The Niagara Falls Review

Food envoy underscore­s United Nations’ impotence

- — Sun Media

The last time the name of the UN’s right-to-food envoy Olivier de Schutter came up, we argued there was probably enough food left over from the Victoria Day weekend to feed the entire country of Sudan. Canada is not wanting for food. Yet, as expected, De Schutter’s final report to the Geneva-based UN Human Rights Council condemned Canada Monday for the “growing number of people who are food-insecure” — insisting that upwards of 4.3-million Canadians, or 8% of our population, basically don’t know how to find a supermarke­t or a food bank.

De Schutter is just another reason in a long list that explain why the UN is increasing­ly becoming a joke.

Reminder: In 2010, the UN elected Libya to its human rights council at the very same time its mad dog leader, Moammar Gadhafi, was running a human slaughterh­ouse.

To earn his cushy keep, however, De Schutter had to blame someone for all the bare shelves and empty food warehouses he dreamed up during his 11-day Canadian tour, so he irrational­ly blamed the Harper government for underminin­g access to food by, among other things, abolishing the Canadian Wheat Board and abandoning the long-form census.

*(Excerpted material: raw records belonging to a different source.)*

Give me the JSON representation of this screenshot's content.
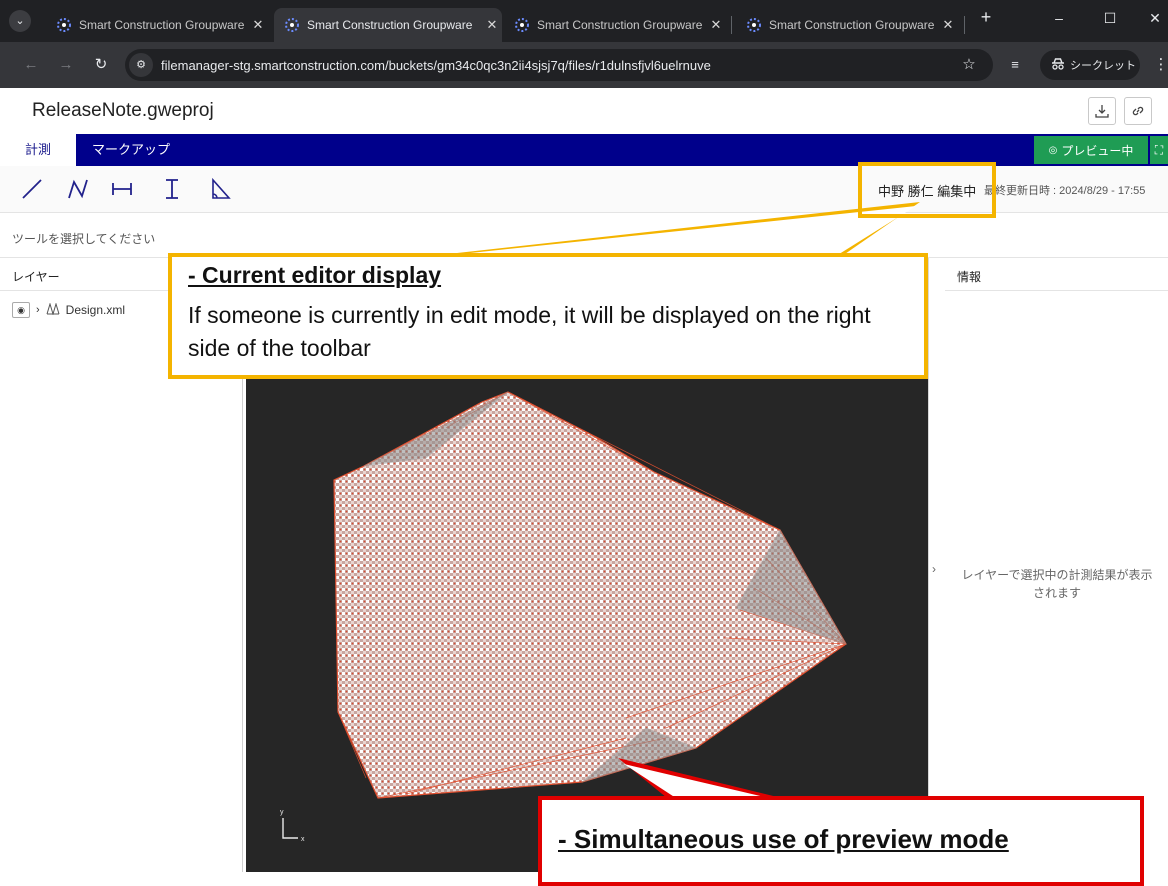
{
  "browser": {
    "tabs": [
      {
        "title": "Smart Construction Groupware",
        "active": false
      },
      {
        "title": "Smart Construction Groupware",
        "active": true
      },
      {
        "title": "Smart Construction Groupware",
        "active": false
      },
      {
        "title": "Smart Construction Groupware",
        "active": false
      }
    ],
    "url": "filemanager-stg.smartconstruction.com/buckets/gm34c0qc3n2ii4sjsj7q/files/r1dulnsfjvl6uelrnuve",
    "incognito_label": "シークレット"
  },
  "app": {
    "file_name": "ReleaseNote.gweproj",
    "tabs": [
      "計測",
      "マークアップ"
    ],
    "active_tab": "計測",
    "preview_label": "プレビュー中",
    "editor_status": "中野 勝仁 編集中",
    "last_updated": "最終更新日時 : 2024/8/29 - 17:55",
    "tool_hint": "ツールを選択してください",
    "layers_title": "レイヤー",
    "layer_item": "Design.xml",
    "info_title": "情報",
    "info_message": "レイヤーで選択中の計測結果が表示されます",
    "axis_x": "x",
    "axis_y": "y"
  },
  "annotations": {
    "editor_callout_title": "- Current editor display",
    "editor_callout_body": "If someone is currently in edit mode, it will be displayed on the right side of the toolbar",
    "preview_callout_title": "- Simultaneous use of preview mode"
  },
  "colors": {
    "tab_bar_blue": "#00008b",
    "preview_green": "#1f9c54",
    "callout_yellow": "#f4b400",
    "callout_red": "#e00000",
    "mesh_red": "#e05030"
  }
}
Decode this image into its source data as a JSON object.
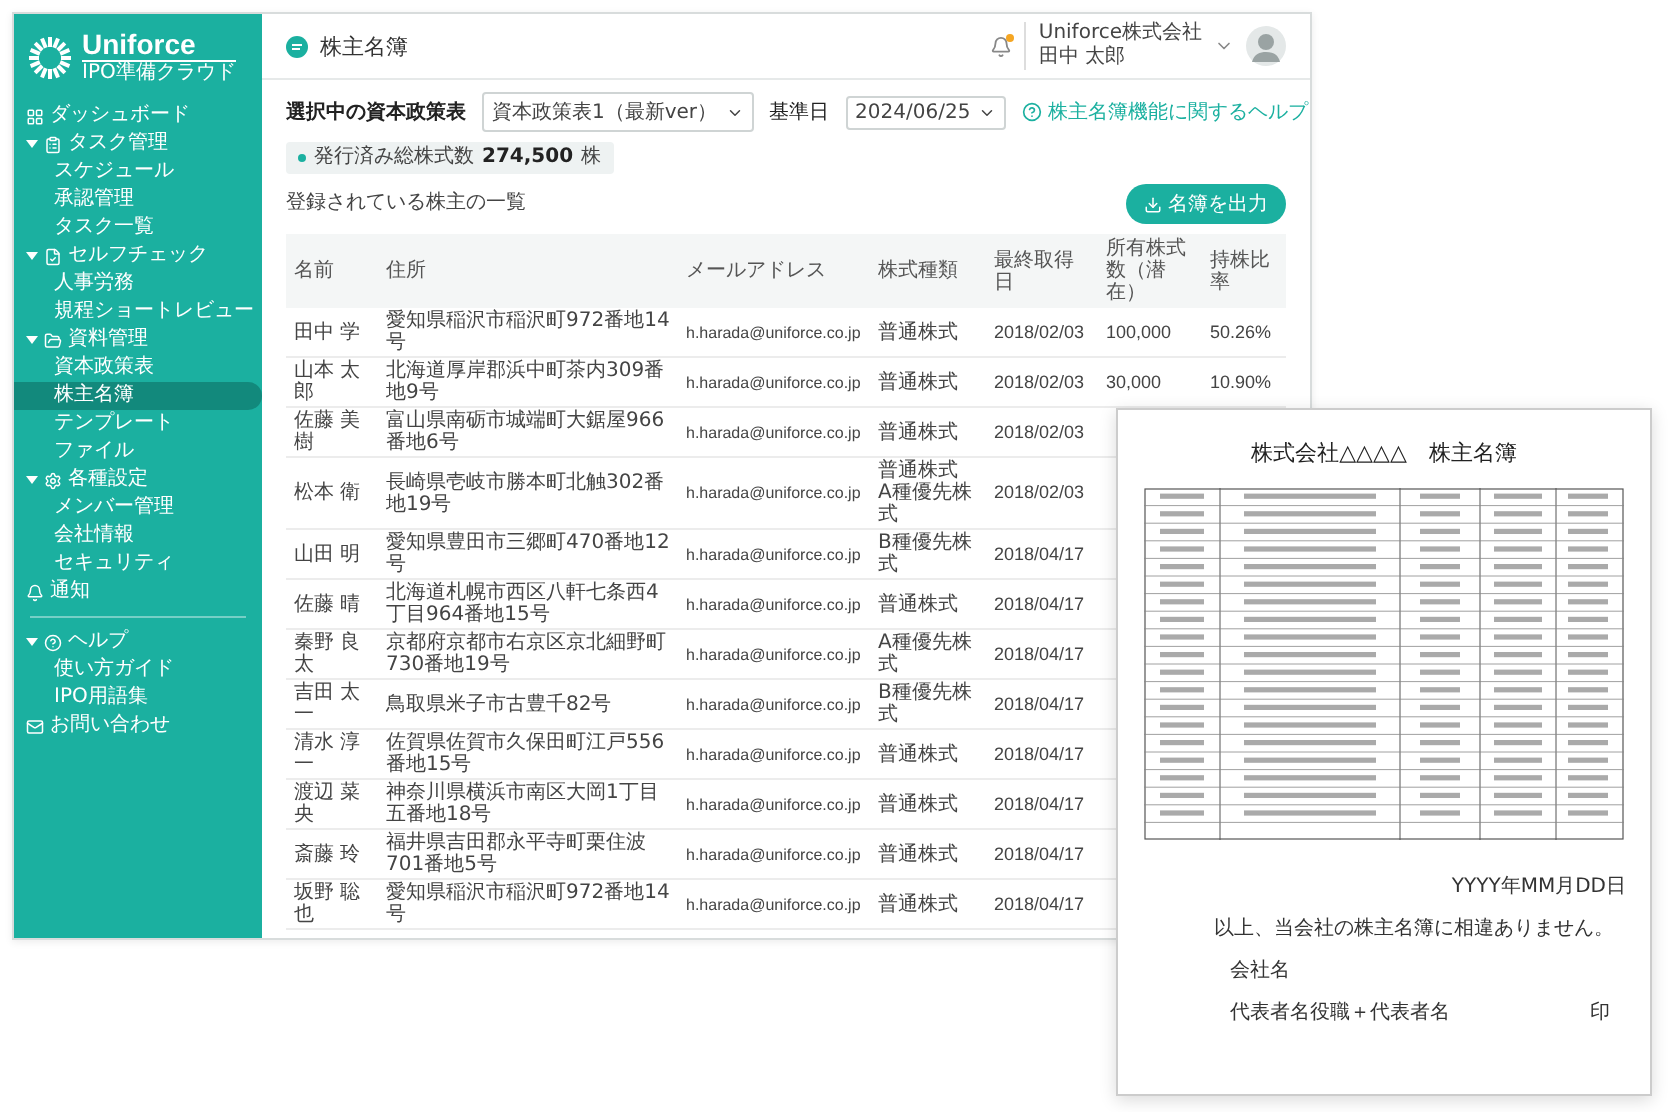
{
  "sidebar": {
    "logo": {
      "name": "Uniforce",
      "tagline": "IPO準備クラウド"
    },
    "items": [
      {
        "kind": "link",
        "label": "ダッシュボード"
      },
      {
        "kind": "group",
        "label": "タスク管理",
        "expanded": true,
        "children": [
          {
            "label": "スケジュール",
            "selected": false
          },
          {
            "label": "承認管理",
            "selected": false
          },
          {
            "label": "タスク一覧",
            "selected": false
          }
        ]
      },
      {
        "kind": "group",
        "label": "セルフチェック",
        "expanded": true,
        "children": [
          {
            "label": "人事労務",
            "selected": false
          },
          {
            "label": "規程ショートレビュー",
            "selected": false
          }
        ]
      },
      {
        "kind": "group",
        "label": "資料管理",
        "expanded": true,
        "children": [
          {
            "label": "資本政策表",
            "selected": false
          },
          {
            "label": "株主名簿",
            "selected": true
          },
          {
            "label": "テンプレート",
            "selected": false
          },
          {
            "label": "ファイル",
            "selected": false
          }
        ]
      },
      {
        "kind": "group",
        "label": "各種設定",
        "expanded": true,
        "children": [
          {
            "label": "メンバー管理",
            "selected": false
          },
          {
            "label": "会社情報",
            "selected": false
          },
          {
            "label": "セキュリティ",
            "selected": false
          }
        ]
      },
      {
        "kind": "link",
        "label": "通知"
      },
      {
        "kind": "divider"
      },
      {
        "kind": "group",
        "label": "ヘルプ",
        "expanded": true,
        "children": [
          {
            "label": "使い方ガイド",
            "selected": false
          },
          {
            "label": "IPO用語集",
            "selected": false
          }
        ]
      },
      {
        "kind": "link",
        "label": "お問い合わせ"
      }
    ]
  },
  "header": {
    "title": "株主名簿",
    "notification": true,
    "company": "Uniforce株式会社",
    "user": "田中 太郎"
  },
  "filters": {
    "plan_label": "選択中の資本政策表",
    "plan_value": "資本政策表1（最新ver）",
    "date_label": "基準日",
    "date_value": "2024/06/25",
    "help_link": "株主名簿機能に関するヘルプ"
  },
  "summary": {
    "label": "発行済み総株式数",
    "value": "274,500",
    "unit": "株"
  },
  "list": {
    "title": "登録されている株主の一覧",
    "export_button": "名簿を出力"
  },
  "table": {
    "columns": [
      "名前",
      "住所",
      "メールアドレス",
      "株式種類",
      "最終取得日",
      "所有株式数（潜在）",
      "持株比率"
    ],
    "rows": [
      {
        "name": "田中 学",
        "address": "愛知県稲沢市稲沢町972番地14号",
        "email": "h.harada@uniforce.co.jp",
        "types": [
          "普通株式"
        ],
        "date": "2018/02/03",
        "shares": "100,000",
        "ratio": "50.26%"
      },
      {
        "name": "山本 太郎",
        "address": "北海道厚岸郡浜中町茶内309番地9号",
        "email": "h.harada@uniforce.co.jp",
        "types": [
          "普通株式"
        ],
        "date": "2018/02/03",
        "shares": "30,000",
        "ratio": "10.90%"
      },
      {
        "name": "佐藤 美樹",
        "address": "富山県南砺市城端町大鋸屋966番地6号",
        "email": "h.harada@uniforce.co.jp",
        "types": [
          "普通株式"
        ],
        "date": "2018/02/03"
      },
      {
        "name": "松本 衛",
        "address": "長崎県壱岐市勝本町北触302番地19号",
        "email": "h.harada@uniforce.co.jp",
        "types": [
          "普通株式",
          "A種優先株式"
        ],
        "date": "2018/02/03"
      },
      {
        "name": "山田 明",
        "address": "愛知県豊田市三郷町470番地12号",
        "email": "h.harada@uniforce.co.jp",
        "types": [
          "B種優先株式"
        ],
        "date": "2018/04/17"
      },
      {
        "name": "佐藤 晴",
        "address": "北海道札幌市西区八軒七条西4丁目964番地15号",
        "email": "h.harada@uniforce.co.jp",
        "types": [
          "普通株式"
        ],
        "date": "2018/04/17"
      },
      {
        "name": "秦野 良太",
        "address": "京都府京都市右京区京北細野町730番地19号",
        "email": "h.harada@uniforce.co.jp",
        "types": [
          "A種優先株式"
        ],
        "date": "2018/04/17"
      },
      {
        "name": "吉田 太一",
        "address": "鳥取県米子市古豊千82号",
        "email": "h.harada@uniforce.co.jp",
        "types": [
          "B種優先株式"
        ],
        "date": "2018/04/17"
      },
      {
        "name": "清水 淳一",
        "address": "佐賀県佐賀市久保田町江戸556番地15号",
        "email": "h.harada@uniforce.co.jp",
        "types": [
          "普通株式"
        ],
        "date": "2018/04/17"
      },
      {
        "name": "渡辺 菜央",
        "address": "神奈川県横浜市南区大岡1丁目五番地18号",
        "email": "h.harada@uniforce.co.jp",
        "types": [
          "普通株式"
        ],
        "date": "2018/04/17"
      },
      {
        "name": "斎藤 玲",
        "address": "福井県吉田郡永平寺町栗住波701番地5号",
        "email": "h.harada@uniforce.co.jp",
        "types": [
          "普通株式"
        ],
        "date": "2018/04/17"
      },
      {
        "name": "坂野 聡也",
        "address": "愛知県稲沢市稲沢町972番地14号",
        "email": "h.harada@uniforce.co.jp",
        "types": [
          "普通株式"
        ],
        "date": "2018/04/17"
      }
    ]
  },
  "document": {
    "title": "株式会社△△△△　株主名簿",
    "date": "YYYY年MM月DD日",
    "statement": "以上、当会社の株主名簿に相違ありません。",
    "company_label": "会社名",
    "representative_label": "代表者名役職＋代表者名",
    "seal": "印"
  }
}
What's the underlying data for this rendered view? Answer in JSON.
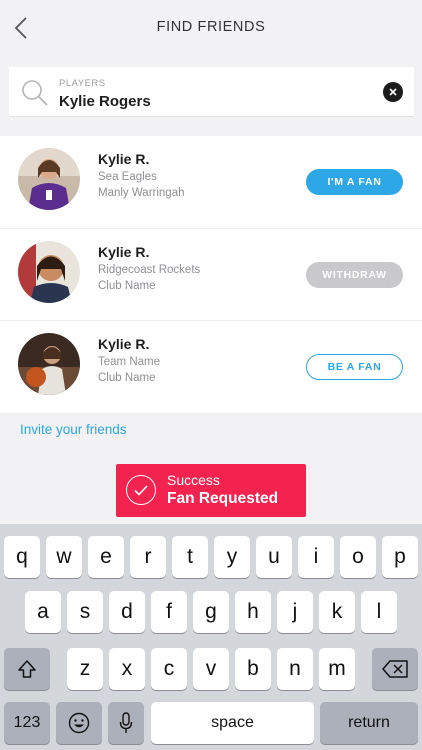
{
  "header": {
    "title": "FIND FRIENDS"
  },
  "search": {
    "label": "PLAYERS",
    "value": "Kylie Rogers"
  },
  "players": [
    {
      "name": "Kylie R.",
      "team": "Sea Eagles",
      "club": "Manly Warringah",
      "action": "I'M A FAN",
      "action_state": "fan"
    },
    {
      "name": "Kylie R.",
      "team": "Ridgecoast Rockets",
      "club": "Club Name",
      "action": "WITHDRAW",
      "action_state": "withdraw"
    },
    {
      "name": "Kylie R.",
      "team": "Team Name",
      "club": "Club Name",
      "action": "BE A FAN",
      "action_state": "befan"
    }
  ],
  "invite_link": "Invite your friends",
  "toast": {
    "title": "Success",
    "message": "Fan Requested"
  },
  "keyboard": {
    "row1": [
      "q",
      "w",
      "e",
      "r",
      "t",
      "y",
      "u",
      "i",
      "o",
      "p"
    ],
    "row2": [
      "a",
      "s",
      "d",
      "f",
      "g",
      "h",
      "j",
      "k",
      "l"
    ],
    "row3": [
      "z",
      "x",
      "c",
      "v",
      "b",
      "n",
      "m"
    ],
    "numbers_key": "123",
    "space_key": "space",
    "return_key": "return"
  },
  "colors": {
    "accent": "#2da7e6",
    "toast": "#f2234e",
    "withdraw": "#c9c9cc"
  }
}
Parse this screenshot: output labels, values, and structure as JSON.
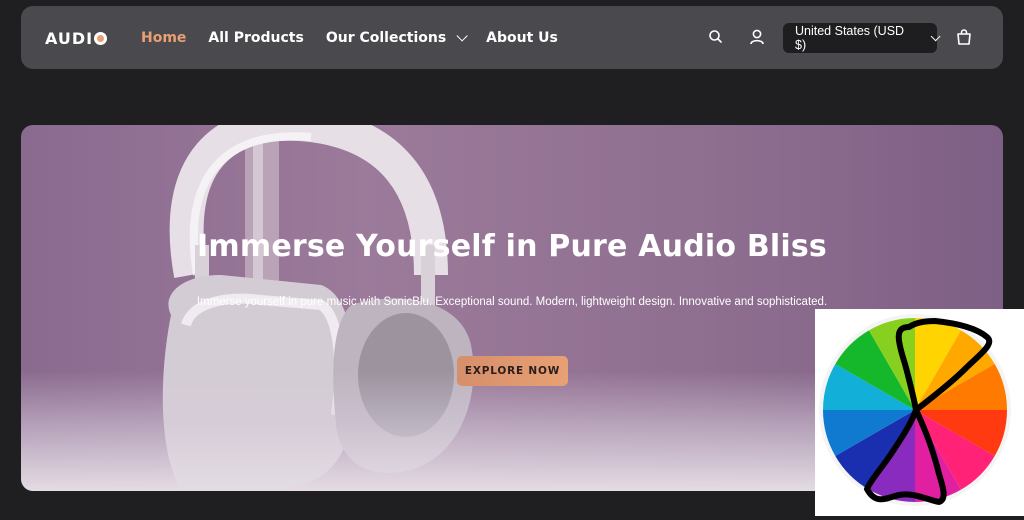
{
  "header": {
    "logo_text": "AUDI",
    "nav": [
      {
        "label": "Home",
        "active": true
      },
      {
        "label": "All Products"
      },
      {
        "label": "Our Collections",
        "has_dropdown": true
      },
      {
        "label": "About Us"
      }
    ],
    "icons": [
      "search-icon",
      "account-icon",
      "cart-icon"
    ],
    "currency_label": "United States (USD $)"
  },
  "hero": {
    "title": "Immerse Yourself in Pure Audio Bliss",
    "subtitle": "Immerse yourself in pure music with SonicBlu. Exceptional sound. Modern, lightweight design. Innovative and sophisticated.",
    "cta_label": "EXPLORE NOW"
  },
  "colors": {
    "accent": "#e8a074",
    "header_bg": "#4a494d",
    "page_bg": "#1f1e21",
    "hero_bg": "#8f6f90"
  },
  "overlay": {
    "icon": "color-wheel-icon",
    "segments": [
      "#ffd400",
      "#ffa800",
      "#ff7a00",
      "#ff3a10",
      "#ff2277",
      "#e020a0",
      "#8a2bbf",
      "#1a2fb0",
      "#0f7ad0",
      "#12b0d8",
      "#14b82a",
      "#88d020"
    ]
  }
}
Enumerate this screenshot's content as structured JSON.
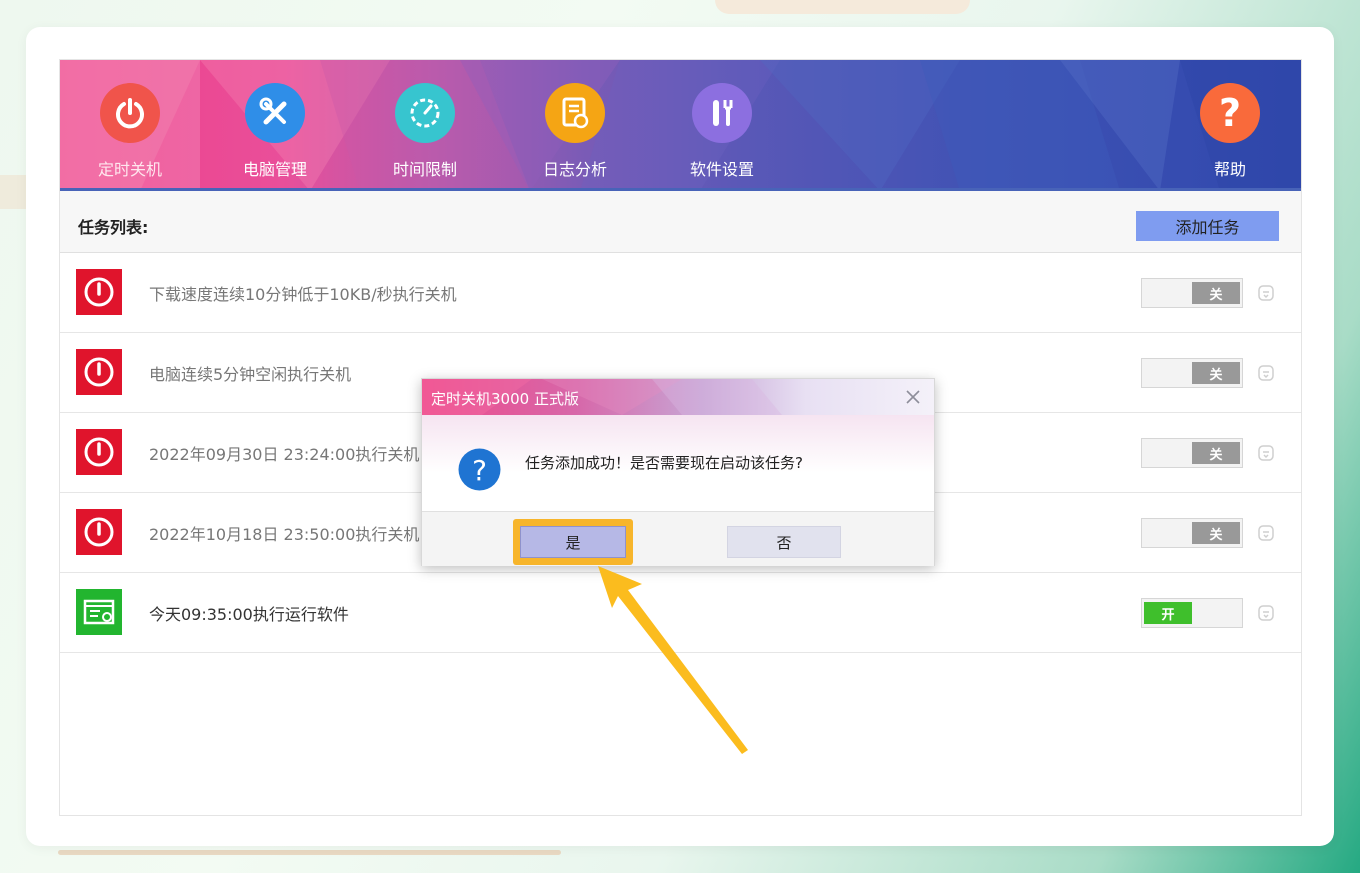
{
  "nav": {
    "tabs": [
      {
        "label": "定时关机",
        "icon": "power-icon",
        "color": "#f0544b",
        "active": true
      },
      {
        "label": "电脑管理",
        "icon": "tools-icon",
        "color": "#2f8ee8",
        "active": false
      },
      {
        "label": "时间限制",
        "icon": "timer-icon",
        "color": "#37c5cf",
        "active": false
      },
      {
        "label": "日志分析",
        "icon": "log-icon",
        "color": "#f5a514",
        "active": false
      },
      {
        "label": "软件设置",
        "icon": "settings-icon",
        "color": "#8c6fe0",
        "active": false
      }
    ],
    "help": {
      "label": "帮助",
      "icon": "help-icon",
      "color": "#f96a3b"
    }
  },
  "task_list": {
    "title": "任务列表:",
    "add_button": "添加任务",
    "rows": [
      {
        "text": "下载速度连续10分钟低于10KB/秒执行关机",
        "icon": "shutdown-icon",
        "toggle": "关",
        "state": "off"
      },
      {
        "text": "电脑连续5分钟空闲执行关机",
        "icon": "shutdown-icon",
        "toggle": "关",
        "state": "off"
      },
      {
        "text": "2022年09月30日 23:24:00执行关机",
        "icon": "shutdown-icon",
        "toggle": "关",
        "state": "off"
      },
      {
        "text": "2022年10月18日 23:50:00执行关机",
        "icon": "shutdown-icon",
        "toggle": "关",
        "state": "off"
      },
      {
        "text": "今天09:35:00执行运行软件",
        "icon": "run-software-icon",
        "toggle": "开",
        "state": "on"
      }
    ]
  },
  "dialog": {
    "title": "定时关机3000 正式版",
    "message": "任务添加成功！是否需要现在启动该任务?",
    "yes": "是",
    "no": "否"
  },
  "colors": {
    "shutdown_red": "#e0142c",
    "run_green": "#22b52f",
    "highlight": "#f7b52b",
    "toggle_on": "#3fbf2c",
    "toggle_off": "#999999"
  }
}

What the long-form census has to do with sticking a fork in a chicken is beyond us. And, as for the wheat board, when has a freer market had a negative impact on food supply?

This, of course, is De Schutter’s tit for tat after being subjected to criticism during his “fact-finding” mission in May.

Health Minister Leona Aglukkaq called him “ill-informed” and “patronizin­g,” while Immigratio­n Minister Jason Kenney called him “completely ridiculous.” Canada’s ambassador to the UN in Geneva, Elissa Golberg, also criticized De Schutter for his ignorance of the aboriginal culture and the Inuit preference for traditiona­l food that is hunted and fished — which is why there is no Marks & Spencer food court in, say, Nunavut.

De Schutter didn’t go to the Arctic, of course. There’s no five-star hotel.

Instead, he spent less than two weeks in Canada, and then almost a year writing his 21-page report. That’s right. Only 21 pages. What a workload.